The Del City native who invented the low single leg — a wrestling move widely used to this day — is the first wrestler to receive the honor in a state widely known for its wrestling tradition.
He will go into the Hall before the man who made Oklahoma State (previously known at Oklahoma A&M) synonymous with wrestling in Ed Gallagher, who coached the wrestling program for 24 years, winning 11 national team titles during that span.
“It feels a little weird for me, because I have mentors that have done so much, and mentors I never met that like Coach Gallagher and Coach (Art) Griffith (who coached Oklahoma A&M to eight national titles), between the two of them guys, what they did has motivated many generation of wrestlers to become great,” Smith said. “So, it does feel weird being the first person inducted in the sport. I think there's a lot of people that paved the way, and hopefully one day we might see them in, as well. So, I’m humbled to be the first.”
Smith is regularly regarded as one of the best wrestlers ever — and the best American wrestler — winning an unprecedented six-straight World titles from 1987 to 1992 (capped with his second Olympic gold medal at the ’92 Barcelona Summer Games).
But it’s what he has done from the edge of the mat as the head coach at his alma mater since 1991 that Smith wants his legacy in Oklahoma to be about.
During his nearly 30 years as the coach at Oklahoma State, not only has he led the winningest NCAA athletic program to five national championships — and 32 individual national champions — but he has grown an ever-expanding coaching tree.

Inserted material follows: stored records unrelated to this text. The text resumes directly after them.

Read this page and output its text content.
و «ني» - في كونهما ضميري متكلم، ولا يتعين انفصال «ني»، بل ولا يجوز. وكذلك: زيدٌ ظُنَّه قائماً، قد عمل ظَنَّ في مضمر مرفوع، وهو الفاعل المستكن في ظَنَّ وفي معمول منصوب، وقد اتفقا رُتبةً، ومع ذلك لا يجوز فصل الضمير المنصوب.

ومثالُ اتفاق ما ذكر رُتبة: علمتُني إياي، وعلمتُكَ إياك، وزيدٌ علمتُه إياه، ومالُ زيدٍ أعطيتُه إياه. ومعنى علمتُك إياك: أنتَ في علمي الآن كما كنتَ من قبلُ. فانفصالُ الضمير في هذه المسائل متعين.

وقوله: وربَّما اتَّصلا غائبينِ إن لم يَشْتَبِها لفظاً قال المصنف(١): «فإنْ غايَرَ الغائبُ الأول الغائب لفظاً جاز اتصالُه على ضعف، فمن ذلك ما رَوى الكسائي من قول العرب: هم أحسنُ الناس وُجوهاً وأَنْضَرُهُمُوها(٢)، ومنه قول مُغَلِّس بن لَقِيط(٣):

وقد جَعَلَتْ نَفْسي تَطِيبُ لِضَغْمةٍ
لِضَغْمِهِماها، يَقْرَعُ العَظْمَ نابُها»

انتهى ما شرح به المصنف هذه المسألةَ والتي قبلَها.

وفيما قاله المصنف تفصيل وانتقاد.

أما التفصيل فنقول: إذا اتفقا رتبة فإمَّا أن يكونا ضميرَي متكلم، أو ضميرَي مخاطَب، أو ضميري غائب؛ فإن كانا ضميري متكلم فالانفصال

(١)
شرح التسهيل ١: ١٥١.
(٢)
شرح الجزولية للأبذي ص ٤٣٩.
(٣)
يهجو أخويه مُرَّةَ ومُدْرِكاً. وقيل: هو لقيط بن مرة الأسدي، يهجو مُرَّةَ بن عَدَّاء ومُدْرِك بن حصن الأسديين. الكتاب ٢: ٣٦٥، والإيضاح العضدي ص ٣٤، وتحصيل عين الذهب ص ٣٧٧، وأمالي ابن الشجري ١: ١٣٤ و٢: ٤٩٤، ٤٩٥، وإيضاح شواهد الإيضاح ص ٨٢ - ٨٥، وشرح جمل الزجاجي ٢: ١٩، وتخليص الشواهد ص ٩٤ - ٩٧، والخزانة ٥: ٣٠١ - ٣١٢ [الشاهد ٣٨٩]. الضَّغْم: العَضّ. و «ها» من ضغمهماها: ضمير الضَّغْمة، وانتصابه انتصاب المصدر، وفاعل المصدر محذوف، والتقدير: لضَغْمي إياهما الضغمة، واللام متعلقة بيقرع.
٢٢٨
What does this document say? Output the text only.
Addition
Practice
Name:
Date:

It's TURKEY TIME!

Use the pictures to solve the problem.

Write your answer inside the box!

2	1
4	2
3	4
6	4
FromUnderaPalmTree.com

There are nine current Division I wrestling programs that are led by Cowboys who were a part of Smith’s program, and countless assistant coaches and high school head coaches who learned under Smith at Oklahoma State.
“I’m probably being inducted a little bit more because of my credentials as a wrestler, but really your impact is much greater as a coach,” Smith said. “… Your imprint on the sport, I think, is so much greater as a coach than it ever is as an athlete.
“John Smith, four-time World champion, two-time Olympic champion, period. As a coach, having a legacy of coaches out there taking over programs — a number of head coaches, a number of assistant coaches — people that have gone into a lot of different fields. Your imprint on people is so much greater, and it should be.”
Other members of the 2020 class include Gary Batton, Terry Stuart Forst, Francis Rooney, Stephen M. Prescott, Charles Dennis Cresap, Calvin J. Anthony and Martha Burger.